The contents of the birchbark documents are remarkably varied. Many of them are concerned with money or (especially among the later letters) property. These range from brief lists of private debtors—just a sequence of names and the sums they owe—to fairly systematic registers of tax or tribute obligations from a village or region. Sometimes payment is a matter of dispute, and the documents reveal much about the processes of conflict resolution, whether informal (through family and associates) or formal (through judicial process and administrative enforcement). Although birchbark was mainly for ephemeral communication, not designed for official use, a few of the documents appear to contain drafts of texts whose official versions were destined for parchment, such as testaments for the disposal of property. Among the later documents are even found formal petitions sent from outlying settlements to their urban-dwelling lords. Yet it would be misleading to characterize the birchbark documents as merely a form of unsystematic unofficial business and financial archive. Their delight, for the modern researcher, lies in their apparent randomness, in the serendipitous, unexpected nature of their contents: love letters, fragments of folksy wisdom, amuletic incantations, family squabbles, childish doodles, drafts of designs for icons, a correspondence between nuns, practice alphabets, prayers. Each fresh season produces novelties, and even after more than half a century of discoveries there is no reason to suppose that birchbark is close to exhausting its capacity to surprise, and to add continually to the understanding of early Rus history.
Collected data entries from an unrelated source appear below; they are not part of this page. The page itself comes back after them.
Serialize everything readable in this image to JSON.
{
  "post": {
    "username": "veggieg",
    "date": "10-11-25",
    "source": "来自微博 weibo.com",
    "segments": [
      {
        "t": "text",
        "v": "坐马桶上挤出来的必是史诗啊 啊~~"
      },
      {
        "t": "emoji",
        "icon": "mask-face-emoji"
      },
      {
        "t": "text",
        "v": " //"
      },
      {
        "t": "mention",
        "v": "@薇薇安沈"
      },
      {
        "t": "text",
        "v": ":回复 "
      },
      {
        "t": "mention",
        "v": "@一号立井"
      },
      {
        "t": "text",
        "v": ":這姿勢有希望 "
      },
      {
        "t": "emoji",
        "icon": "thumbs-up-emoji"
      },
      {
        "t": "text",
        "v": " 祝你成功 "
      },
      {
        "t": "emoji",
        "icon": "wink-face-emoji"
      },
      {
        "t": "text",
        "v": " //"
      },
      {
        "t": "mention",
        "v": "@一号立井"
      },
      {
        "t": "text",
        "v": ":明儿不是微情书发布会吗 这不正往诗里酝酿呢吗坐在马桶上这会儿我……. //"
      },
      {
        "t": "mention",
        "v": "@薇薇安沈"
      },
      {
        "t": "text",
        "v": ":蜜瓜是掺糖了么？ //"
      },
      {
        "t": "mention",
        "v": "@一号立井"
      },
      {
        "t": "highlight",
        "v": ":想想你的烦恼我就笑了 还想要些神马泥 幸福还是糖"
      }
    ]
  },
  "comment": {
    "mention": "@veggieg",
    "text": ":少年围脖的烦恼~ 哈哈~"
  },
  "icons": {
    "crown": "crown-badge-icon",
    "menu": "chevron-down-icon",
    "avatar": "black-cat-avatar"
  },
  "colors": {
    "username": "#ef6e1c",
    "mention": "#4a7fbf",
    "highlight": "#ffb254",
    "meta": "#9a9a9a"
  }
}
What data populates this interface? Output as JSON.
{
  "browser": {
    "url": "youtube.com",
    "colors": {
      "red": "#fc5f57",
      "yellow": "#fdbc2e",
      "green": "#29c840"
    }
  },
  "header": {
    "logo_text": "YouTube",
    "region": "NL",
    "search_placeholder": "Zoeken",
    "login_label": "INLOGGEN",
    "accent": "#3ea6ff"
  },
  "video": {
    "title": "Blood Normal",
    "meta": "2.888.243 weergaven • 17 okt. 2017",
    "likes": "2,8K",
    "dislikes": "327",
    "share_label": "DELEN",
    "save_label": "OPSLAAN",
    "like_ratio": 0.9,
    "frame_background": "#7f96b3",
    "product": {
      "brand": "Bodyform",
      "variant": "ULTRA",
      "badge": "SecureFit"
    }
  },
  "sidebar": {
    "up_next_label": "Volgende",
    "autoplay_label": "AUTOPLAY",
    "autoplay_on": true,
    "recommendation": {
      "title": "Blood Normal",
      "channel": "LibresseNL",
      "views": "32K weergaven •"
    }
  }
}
At the end of the fifteenth century the continuous tradition of regular writing on birchbark came to an end. No contemporary commentator mentions this, so the reasons are subject to speculation. Perhaps the birchbark simply lost out in competition with paper, as a less fragile and more adaptable material. Or perhaps there were also structural factors, such as the spread of bureaucratic administration, which expanded the market for paper and pushed down its price while highlighting the comparative crudity of the traditional local alternative. Whatever the explanation for its demise, the age of birchbark literacy, in a country where written sources in general are notoriously scarce, has provided researchers with an expanding body of writing unique in medieval Europe.
See also: novgorod the great
bibliography
Franklin, Simon. (1985). "Literacy and Documentation in Early Medieval Russia." Speculum 60:1–38.
Franklin, Simon. (2002). Writing, Society, and Culture in Early Rus, c. 950–1300. Cambridge, UK: Cambridge University Press.
Levin, Eve. (1997). "Lay Religious Identity in Medieval Russia: The Evidence of Novgorod Birch-Bark Documents." General Linguistics 35:131–155.
Mühle, Eduard. (1994). "Commerce and Pragmatic Literacy: The Evidence of Birchbark Documents (from the Mid-Eleventh to the First Quarter of the Thirteenth Century) on the Early Urban Development of Novgorod." In California Slavic Studies XIX: Medieval Russian Culture II, eds. Michael S. Flier and Daniel Rowland. Berkeley: University of California Press.
Thompson, M. W. (1967). Novgorod the Great. London: Evelyn, Adams, and Mackay.
Vermeer, Willem. (1995). "Towards a Thousand Birch-bark Letters." Russian Linguistics 19:109–123.